Mountbatten se vuelve hacia Rupert Blundell.
—Tome nota, Rupert.
—Otro de los nuestros, señor —dice este.
Mountbatten vuelve a girarse hacia Larry.
—¿Qué ha sido de él?
—Desaparecido en combate, señor —dice Larry.
—¿Lo ha apuntado, Rupert?
—Sí, señor.
—Y hay otra cosa que anotar —dice Mountbatten, que aparentemente sigue hablando con Blundell, pero que asiente con la cabeza en dirección a Larry—. Aquí tenemos a un hombre que se ofrece voluntario para combatir en primera línea, carga hasta el corazón mismo de la batalla, recibe un balazo y lo único que quiere decirme es que hay otro hombre que es el verdadero héroe. Esa es la clase de espíritu que Noel entiende mejor que nadie.
Se gira hacia Larry y le ofrece la mano.
—Es un honor tenerlo en mi plana.
Rupert Blundell acompaña a Larry hasta la salida, al final del pasillo.
—No es ningún idiota —dice—. Sabe que fue una metedura de pata monumental. Hasta me preguntó si creía que debía dimitir.
—¿Y qué le dijo?
—Que todo dependía de la naturaleza del error. ¿Fue extrínseco o intrínseco? ¿Pensaba que podía aprender de él?
—Dios, Rupert, hablas como si fueras su confesor.
—Es una relación extraña. Pero es que Mountbatten es un hombre muy poco común. Es vanidoso e infantil, pero al mismo tiempo humilde y verdaderamente cumplidor. Por supuesto, Edwina lo ha cambiado para mejor. Él valora su aprobación por encima de cualquier otra cosa, y ella es muy exigente con él.

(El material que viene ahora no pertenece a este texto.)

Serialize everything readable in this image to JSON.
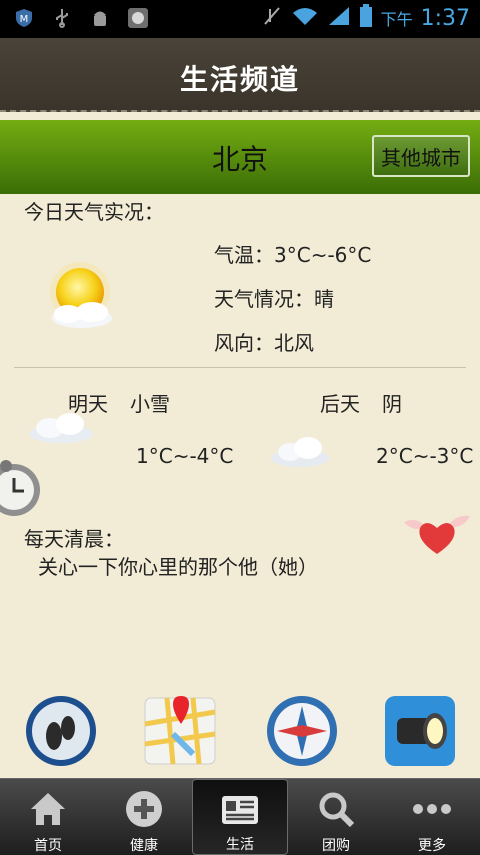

—¿Edwina Mountbatten? —pregunta Larry—. ¿No dicen que es ligera de cascos?
—Las personas siempre son mucho más complicadas de lo que uno piensa, ¿no te parece?

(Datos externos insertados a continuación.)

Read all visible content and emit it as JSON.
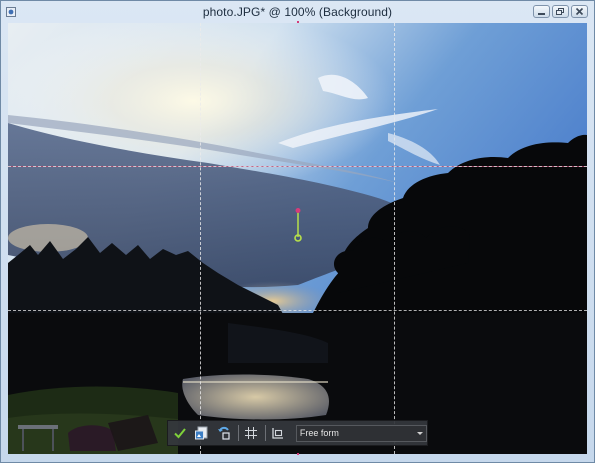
{
  "window": {
    "title": "photo.JPG* @ 100% (Background)",
    "controls": [
      "minimize-icon",
      "restore-icon",
      "close-icon"
    ]
  },
  "crop_toolbar": {
    "commit_icon": "checkmark-icon",
    "crop_as_new_icon": "crop-new-image-icon",
    "rotate_icon": "rotate-crop-icon",
    "grid_icon": "grid-icon",
    "snap_icon": "snap-to-layer-icon",
    "preset_value": "Free form"
  },
  "colors": {
    "toolbar_bg": "#34373c",
    "commit_green": "#7fd13a",
    "handle_green": "#b7e04a",
    "handle_pink": "#d43c7a"
  }
}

Una vez en la puerta, al despedirse de Larry, añade:
—¿Lo de Ed Avenell iba en serio?
—Completamente en serio.
—Me encargaré de que le echen un vistazo a su caso.
El campamento militar de los jardines de Edenfield Place es ahora una ciudad fantasma. Mil doscientos hombres salieron de aquí para participar en el asalto a Dieppe. Volvieron algo más de quinientos. Ese grupo ya se ha marchado para incorporarse a otras unidades del ejército canadiense en su nuevo alojamiento. Se han vaciado las estanterías del economato, quitado las mesas y las sillas de los barracones comedor y se ha arriado la bandera canadiense del mástil que hay en la explanada de desfiles.
Larry recorre con lentitud la calle principal del campamento, cojeando ligeramente y apoyándose en su bastón. Ha vuelto a Edenfield para recoger las pocas pertenencias que había dejado en la granja y ha decidido convertir esta última visita en una especie de homenaje. Han muerto demasiados hombres.
Se aleja del campamento y recorre la avenida de los tilos hasta llegar al lago. Allí está la casa del lago, donde vio por primera vez a Kitty. Ahora le parece que aquel día luminoso pertenece al pasado distante. Últimamente se ha esforzado por no pensar en Kitty, porque al hacerlo no puede evitar pensar en Ed y en la posibilidad de que lo hayan matado en la playa de Dieppe. Pensarlo le produce tal agitación interna que niega enérgicamente con la cabeza, como si con el solo gesto pudiese desterrar la vergonzosa esperanza que no puede evitar sentir.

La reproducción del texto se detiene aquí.